Tuesday, May 17, 2016

countdown to Kiev

from the looks of it, I've only got about two weeks or so left in Moscow before packing up and shipping off to summer camp. I haven't actually bought my train ticket to Kiev, but am currently looking at the РЖД website and contemplating which button to push. I'm quite relieved that it seems I've found someone to sublet my room for the summer, and she's eager to move in at the beginning of June, so the onus is on me to get out as soon as possible in that regard. Further, getting out of my shell and changing locations could also be a great motivator. On the flip side, however, every day between now and then should be chock-full of rowing up my ducks, which doesn't particularly bode well with my lackadaisical procrastination-station current speed of life. Ultimately, life at turtle speed probably isn't such a good thing in the first place, and getting out of it is likely long overdue. As much as I love to proclaim that I'm some sort of free-falling spirit who doesn't need boundaries of any kind, I'd be lying through my teeth if I didn't admit to appreciating a bit of routine. Furthermore, I reckon it's something I could actually rather embrace having before me every day. They say it takes 28 days of something to make it a habit--I'm not completely sure whether or not my time at camp will be that completely routine (or even if I'd want it to), but I guess I'll find out.

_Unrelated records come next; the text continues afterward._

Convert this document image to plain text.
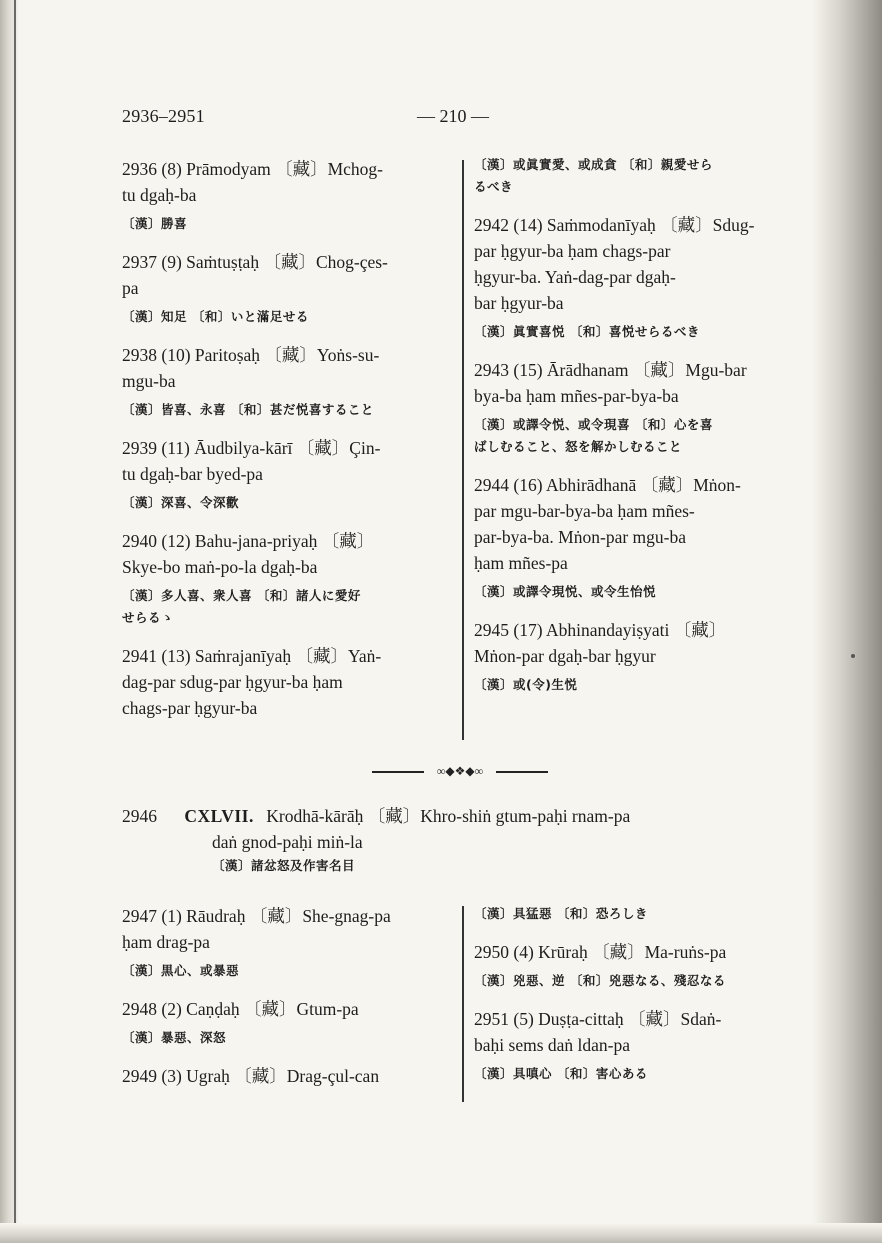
2936–2951	— 210 —
2936 (8) Prāmodyam 〔藏〕Mchog-
tu dgaḥ-ba
〔漢〕勝喜
2937 (9) Saṁtuṣṭaḥ 〔藏〕Chog-çes-
pa
〔漢〕知足 〔和〕いと滿足せる
2938 (10) Paritoṣaḥ 〔藏〕Yoṅs-su-
mgu-ba
〔漢〕皆喜、永喜 〔和〕甚だ悦喜すること
2939 (11) Āudbilya-kārī 〔藏〕Çin-
tu dgaḥ-bar byed-pa
〔漢〕深喜、令深歡
2940 (12) Bahu-jana-priyaḥ 〔藏〕
Skye-bo maṅ-po-la dgaḥ-ba
〔漢〕多人喜、衆人喜 〔和〕諸人に愛好
せらるゝ
2941 (13) Saṁrajanīyaḥ 〔藏〕Yaṅ-
dag-par sdug-par ḥgyur-ba ḥam
chags-par ḥgyur-ba
〔漢〕或眞實愛、或成貪 〔和〕親愛せら
るべき
2942 (14) Saṁmodanīyaḥ 〔藏〕Sdug-
par ḥgyur-ba ḥam chags-par
ḥgyur-ba. Yaṅ-dag-par dgaḥ-
bar ḥgyur-ba
〔漢〕眞實喜悦 〔和〕喜悦せらるべき
2943 (15) Ārādhanam 〔藏〕Mgu-bar
bya-ba ḥam mñes-par-bya-ba
〔漢〕或譯令悦、或令現喜 〔和〕心を喜
ばしむること、怒を解かしむること
2944 (16) Abhirādhanā 〔藏〕Mṅon-
par mgu-bar-bya-ba ḥam mñes-
par-bya-ba. Mṅon-par mgu-ba
ḥam mñes-pa
〔漢〕或譯令現悦、或令生怡悦
2945 (17) Abhinandayiṣyati 〔藏〕
Mṅon-par dgaḥ-bar ḥgyur
〔漢〕或(令)生悦
∞◆❖◆∞
2946 CXLVII. Krodhā-kārāḥ 〔藏〕Khro-shiṅ gtum-paḥi rnam-pa
daṅ gnod-paḥi miṅ-la
〔漢〕諸忿怒及作害名目
2947 (1) Rāudraḥ 〔藏〕She-gnag-pa
ḥam drag-pa
〔漢〕黒心、或暴惡
2948 (2) Caṇḍaḥ 〔藏〕Gtum-pa
〔漢〕暴惡、深怒
2949 (3) Ugraḥ 〔藏〕Drag-çul-can
〔漢〕具猛惡 〔和〕恐ろしき
2950 (4) Krūraḥ 〔藏〕Ma-ruṅs-pa
〔漢〕兇惡、逆 〔和〕兇惡なる、殘忍なる
2951 (5) Duṣṭa-cittaḥ 〔藏〕Sdaṅ-
baḥi sems daṅ ldan-pa
〔漢〕具嗔心 〔和〕害心ある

In a way, I'm also somewhat excited at the prospect of being closer to "The Europe" (Nurse Betty quote) and its influences. For the same reasons some out here decry the faults of "The West" out here, others salivate at the idea. I don't know if it's about culture, proximity to creature comforts or some vague and twisted sense of prestige, but I am somewhat intrigued. I don't necessarily expect it to be any more home-like, nor would I want it to be. Also, I've spent so much more time in Russia than western Europe (the actual timelines are all but impossible to compare) that I likely even find life & culture more relatable here than there. Perhaps there's something to the whole "Eurotrip" mentality young Americans seem to embrace, but I'm not so sure it's something I can quite relate to.

Recent experiences with friends have gotten me thinking about ideas of an "east-west" paradigm of comfort and familiarity, and perhaps how it could relate to exoticism and choice juxtaposition of social power. Nobody's above personal prejudices--least of all, me. That being said the lines of "us/them" "inside/outside"identities are rather blurry to me.